Only three women cracked this year’s Forbes 100 Highest Paid Athletes list, and all three—Maria Sharapova, Li Na and Serena Williams—were tennis players. It’s not that tennis is more lucrative than other professional sports: only three male tennis players made the list too. Women’s tennis is just more popular than any other women’s sport.
And it’s not just superstars like Williams who are benefiting from the closing pay gap. A Quartz analysis of male vs. female tennis player earnings found that there is a gap at the top of the pack—the top man, Roger Federer, has won $82 million from tournaments, while the top woman, Serena Williams, has earned only $56 million— things even out in the middle: Martina Hingis is the 11th highest earner in women’s tennis with $20.3 million from tournaments, compared to the $20.6 million earned by the men’s 11th highest earner, Andy Roddick.

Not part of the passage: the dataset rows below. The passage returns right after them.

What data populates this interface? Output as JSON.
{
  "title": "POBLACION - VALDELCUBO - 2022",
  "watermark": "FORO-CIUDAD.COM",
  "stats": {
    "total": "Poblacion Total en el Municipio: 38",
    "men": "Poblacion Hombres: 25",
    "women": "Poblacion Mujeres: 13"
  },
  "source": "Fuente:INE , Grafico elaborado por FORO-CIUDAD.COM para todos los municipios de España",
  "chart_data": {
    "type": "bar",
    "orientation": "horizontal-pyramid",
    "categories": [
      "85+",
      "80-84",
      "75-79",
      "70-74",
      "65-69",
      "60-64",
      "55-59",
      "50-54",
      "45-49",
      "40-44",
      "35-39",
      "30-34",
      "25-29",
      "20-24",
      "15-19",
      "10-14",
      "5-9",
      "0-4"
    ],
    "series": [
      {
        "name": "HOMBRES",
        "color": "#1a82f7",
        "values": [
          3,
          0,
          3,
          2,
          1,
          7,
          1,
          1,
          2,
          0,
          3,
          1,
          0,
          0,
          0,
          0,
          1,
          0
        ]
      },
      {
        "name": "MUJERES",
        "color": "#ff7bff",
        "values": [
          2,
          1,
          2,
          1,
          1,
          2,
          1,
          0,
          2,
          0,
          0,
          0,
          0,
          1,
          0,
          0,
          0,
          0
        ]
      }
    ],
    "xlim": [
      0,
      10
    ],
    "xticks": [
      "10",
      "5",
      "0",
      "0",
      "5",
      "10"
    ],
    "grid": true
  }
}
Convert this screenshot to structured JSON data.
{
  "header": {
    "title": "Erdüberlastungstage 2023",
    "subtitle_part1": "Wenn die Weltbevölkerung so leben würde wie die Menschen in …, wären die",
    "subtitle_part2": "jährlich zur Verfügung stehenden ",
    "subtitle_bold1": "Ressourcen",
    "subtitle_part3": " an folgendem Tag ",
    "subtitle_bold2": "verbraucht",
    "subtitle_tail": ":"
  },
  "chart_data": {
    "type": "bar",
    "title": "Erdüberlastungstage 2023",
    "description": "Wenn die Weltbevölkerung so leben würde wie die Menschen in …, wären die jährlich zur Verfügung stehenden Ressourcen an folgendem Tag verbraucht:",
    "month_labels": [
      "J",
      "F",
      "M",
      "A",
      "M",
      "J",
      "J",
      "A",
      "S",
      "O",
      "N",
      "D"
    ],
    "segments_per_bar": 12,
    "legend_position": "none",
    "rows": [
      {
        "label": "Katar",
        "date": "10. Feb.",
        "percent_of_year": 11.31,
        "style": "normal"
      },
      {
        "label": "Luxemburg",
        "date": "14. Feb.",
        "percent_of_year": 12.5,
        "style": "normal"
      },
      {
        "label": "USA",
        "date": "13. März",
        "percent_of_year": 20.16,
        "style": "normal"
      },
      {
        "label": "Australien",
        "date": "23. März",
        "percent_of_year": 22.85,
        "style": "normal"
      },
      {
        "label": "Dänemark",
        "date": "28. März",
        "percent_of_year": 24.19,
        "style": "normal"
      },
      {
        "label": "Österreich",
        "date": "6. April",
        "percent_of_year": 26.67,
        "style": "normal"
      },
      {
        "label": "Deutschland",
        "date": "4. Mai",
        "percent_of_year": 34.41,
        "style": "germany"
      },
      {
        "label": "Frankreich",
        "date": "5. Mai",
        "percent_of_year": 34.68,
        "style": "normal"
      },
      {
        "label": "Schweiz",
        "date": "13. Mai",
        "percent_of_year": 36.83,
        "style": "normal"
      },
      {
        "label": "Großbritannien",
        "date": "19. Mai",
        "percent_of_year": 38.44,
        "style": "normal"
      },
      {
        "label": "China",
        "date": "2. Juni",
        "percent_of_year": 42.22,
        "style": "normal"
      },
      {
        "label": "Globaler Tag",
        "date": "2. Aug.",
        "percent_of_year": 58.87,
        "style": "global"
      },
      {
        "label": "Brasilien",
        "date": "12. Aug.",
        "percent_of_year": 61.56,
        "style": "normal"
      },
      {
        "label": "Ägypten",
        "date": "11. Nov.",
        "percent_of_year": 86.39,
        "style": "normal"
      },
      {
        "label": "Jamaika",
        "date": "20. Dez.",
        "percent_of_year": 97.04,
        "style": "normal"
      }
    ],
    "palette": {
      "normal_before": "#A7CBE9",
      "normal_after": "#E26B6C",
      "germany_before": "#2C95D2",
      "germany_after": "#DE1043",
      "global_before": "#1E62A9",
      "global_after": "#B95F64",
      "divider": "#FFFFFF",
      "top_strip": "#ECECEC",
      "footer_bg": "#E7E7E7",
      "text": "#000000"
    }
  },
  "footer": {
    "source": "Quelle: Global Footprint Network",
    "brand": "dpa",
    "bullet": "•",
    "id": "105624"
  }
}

Tennis tournaments have done more than just offer equal pay: the sport is structurally set up to give women an equal opportunity at drawing a crowd. They play at the same time as the men in the big tournaments, and nowadays networks will broadcast as many women’s Grand Slam games as men’s. Being treated similarly to men imbues women’s tennis with inherent value: fans will argue that though women’s tennis is different than men’s, its individual merits make it equally fascinating.
But others say the sport is popular–and female tennis players get the most endorsements—because the women still play in short skirts. The latter explanation would explain why Anna Kournikova racked up $15 million despite never winning a major title. (She is perhaps most famous for a computer virus promising nude pictures of the tennis player in 2001.) This Amy Schumer sketch captures the dichotomy pretty clearly:
It’s arguments like this that have some execs at the WNBA proposing tighter uniforms with shorter shorts. Unfortunately, there are few other ways that the WNBA could mimic women’s tennis to create productive change: playing WNBA games directly after NBA games would be unlikely to draw a bigger audience, and the league simply cannot afford to pay its players equal to NBA players. (BuzzFeed recently compiled a list of 52 NBA players who have higher salaries than all the players in the WNBA combined—and that doesn’t even count endorsement deals.)
Women’s tennis is in a unique position to gain more attention and dollars: all the more reason to even the playing field and let women play five sets.